A Week on the Concord and Merrimack was a failure, as publishers say; meaning that it did not sell. Having published at his own expense, Thoreau was financially embarrassed when seven hundred and fifty copies of an edition of a thousand came back on his hands. He said to a friend: ‘I have added several hundred volumes to my library lately, all of my own composition.’[42] His second venture, Walden, was more fortunate. He printed a few articles in the ‘Boston Miscellany,’ ‘Putnam’s Magazine,’ the ‘New York Tribune,’ ‘Graham’s Magazine,’ and the ‘Atlantic Monthly,’ but at no time could he be said to live by literature.
His income from his lectures must have been small, and apparently he made no effort to obtain engagements. He had an exalted idea of what constitutes a good lecture, and was suspicious of oratory. He told his English acquaintance Cholmondeley that he was from time to time congratulating himself on his ‘general want of success as a lecturer.... I do my work clean as I go along, and they will not be likely to want me anywhere again.’
When Hawthorne was corresponding secretary of the Salem Lyceum, he invited Thoreau in behalf of the managers to give them a lecture. The invitation was accepted. The lecture must have had the fatal defect of being ‘interesting,’ for Thoreau was asked to speak before the Lyceum a second time the same winter.
Thoreau was a radical Abolitionist and for six years refused to pay his poll-tax, on the ground that the tax went indirectly to the support of slavery. For this delinquency he was once lodged in the town-jail over night. In 1857 he made the acquaintance of ‘one John Brown’ as a Southern-born president of a Northern college naïvely describes that terrible old man. When two years later news came of the desperate attempt at Harper’s Ferry, Thoreau gave in a church vestry at Concord his impassioned ‘Plea for Captain John Brown,’ which one of his admirers regards as the most significant of his utterances.
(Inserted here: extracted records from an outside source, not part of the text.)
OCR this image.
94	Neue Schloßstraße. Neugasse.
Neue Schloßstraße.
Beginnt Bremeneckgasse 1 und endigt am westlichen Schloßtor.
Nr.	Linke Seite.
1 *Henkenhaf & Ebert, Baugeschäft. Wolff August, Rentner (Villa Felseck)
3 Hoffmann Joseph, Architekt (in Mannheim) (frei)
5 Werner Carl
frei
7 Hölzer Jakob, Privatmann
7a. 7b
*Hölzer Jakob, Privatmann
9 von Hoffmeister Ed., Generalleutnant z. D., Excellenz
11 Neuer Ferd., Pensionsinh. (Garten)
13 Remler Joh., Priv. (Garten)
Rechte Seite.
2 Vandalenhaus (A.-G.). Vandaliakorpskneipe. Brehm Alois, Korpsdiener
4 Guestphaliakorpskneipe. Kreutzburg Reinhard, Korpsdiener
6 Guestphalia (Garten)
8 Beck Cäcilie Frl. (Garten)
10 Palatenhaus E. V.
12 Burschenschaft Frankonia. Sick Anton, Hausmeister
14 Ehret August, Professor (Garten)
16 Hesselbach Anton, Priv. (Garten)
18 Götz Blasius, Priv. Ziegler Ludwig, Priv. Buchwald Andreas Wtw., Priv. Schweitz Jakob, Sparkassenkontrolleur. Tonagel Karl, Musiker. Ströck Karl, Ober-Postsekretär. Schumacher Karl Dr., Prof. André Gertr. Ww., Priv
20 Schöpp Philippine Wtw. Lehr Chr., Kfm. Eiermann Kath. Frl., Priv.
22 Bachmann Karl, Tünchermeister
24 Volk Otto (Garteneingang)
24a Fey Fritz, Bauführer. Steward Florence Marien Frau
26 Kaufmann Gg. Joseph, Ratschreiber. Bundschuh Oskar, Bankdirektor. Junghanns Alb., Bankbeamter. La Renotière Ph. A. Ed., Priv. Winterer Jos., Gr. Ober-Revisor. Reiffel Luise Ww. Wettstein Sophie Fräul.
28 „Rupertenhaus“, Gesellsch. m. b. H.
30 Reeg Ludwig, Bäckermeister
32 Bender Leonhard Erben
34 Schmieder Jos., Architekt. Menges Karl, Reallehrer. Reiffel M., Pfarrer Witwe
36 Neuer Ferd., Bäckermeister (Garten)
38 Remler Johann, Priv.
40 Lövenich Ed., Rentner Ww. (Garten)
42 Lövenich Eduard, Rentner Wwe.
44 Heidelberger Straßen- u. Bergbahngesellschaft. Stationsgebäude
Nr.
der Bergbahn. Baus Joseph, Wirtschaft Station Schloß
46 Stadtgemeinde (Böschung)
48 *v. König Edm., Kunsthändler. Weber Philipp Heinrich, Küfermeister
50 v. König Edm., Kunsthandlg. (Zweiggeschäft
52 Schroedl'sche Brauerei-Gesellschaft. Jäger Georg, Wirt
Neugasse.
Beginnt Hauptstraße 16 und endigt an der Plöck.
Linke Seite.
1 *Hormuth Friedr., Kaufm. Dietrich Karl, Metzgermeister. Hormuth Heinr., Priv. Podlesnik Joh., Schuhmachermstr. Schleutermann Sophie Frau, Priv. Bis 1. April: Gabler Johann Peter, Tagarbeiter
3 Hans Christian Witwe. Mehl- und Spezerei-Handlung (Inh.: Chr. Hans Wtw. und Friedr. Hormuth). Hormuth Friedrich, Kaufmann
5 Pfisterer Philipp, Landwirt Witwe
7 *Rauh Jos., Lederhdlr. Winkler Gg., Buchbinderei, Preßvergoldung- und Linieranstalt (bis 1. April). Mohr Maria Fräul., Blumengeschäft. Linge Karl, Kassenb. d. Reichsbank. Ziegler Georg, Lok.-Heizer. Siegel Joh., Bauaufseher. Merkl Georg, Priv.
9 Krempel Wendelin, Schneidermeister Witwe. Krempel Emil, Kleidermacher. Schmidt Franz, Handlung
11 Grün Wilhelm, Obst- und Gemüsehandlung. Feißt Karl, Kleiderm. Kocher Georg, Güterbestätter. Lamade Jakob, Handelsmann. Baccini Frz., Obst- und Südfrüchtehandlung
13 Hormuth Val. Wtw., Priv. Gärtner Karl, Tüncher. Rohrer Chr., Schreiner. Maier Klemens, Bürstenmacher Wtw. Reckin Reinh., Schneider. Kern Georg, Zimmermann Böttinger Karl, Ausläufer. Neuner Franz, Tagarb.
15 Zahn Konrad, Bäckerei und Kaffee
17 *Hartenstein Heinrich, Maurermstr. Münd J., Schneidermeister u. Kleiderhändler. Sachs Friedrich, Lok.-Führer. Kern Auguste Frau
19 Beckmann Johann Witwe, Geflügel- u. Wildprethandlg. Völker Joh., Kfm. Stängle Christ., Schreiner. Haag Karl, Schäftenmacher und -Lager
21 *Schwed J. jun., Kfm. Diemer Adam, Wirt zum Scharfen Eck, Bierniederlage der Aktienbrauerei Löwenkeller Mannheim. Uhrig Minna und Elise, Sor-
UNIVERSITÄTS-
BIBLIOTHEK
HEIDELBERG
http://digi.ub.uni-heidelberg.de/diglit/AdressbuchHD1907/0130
Of the twelve volumes forming his collected writings two only were seen by Thoreau in book form. The remaining ten have been made up of reprinted magazine articles or selections from journals and letters. The list is as follows: A Week on the Concord and Merrimack Rivers, 1849; Walden; or, Life in the Woods, 1854; Excursions (edited by R. W. Emerson and Sophia Thoreau), 1863; The Maine Woods, 1864; Cape Cod, 1865; Letters to Various Persons [with Poems], 1865; A Yankee in Canada, with Anti-Slavery and Reform Papers, 1866; Early Spring in Massachusetts, 1881; Summer, 1884; Winter, 1888; Autumn, 1892; Miscellanies, 1894; Familiar Letters of Henry David Thoreau, 1894.
Thoreau ‘travelled widely’ in Concord and made a few trips elsewhere. Aside from his excursions to the Maine woods, the White Mountains, Cape Cod, and Staten Island, he took no long journey until 1861, when he went as far west as Minnesota. He was in ill health then, and a violent cold terminating in pulmonary consumption brought about his death (May 6, 1862). It has been often mentioned as a strange fact that this man who almost symbolized the out-of-door existence, who chanted its praises, and who was unhappy unless he had at least ‘four hours a day in the woods and fields,’ should have died, at the age of forty-five, of exposure to the elements which (according to his whimsical philosophy) were more friendly than man.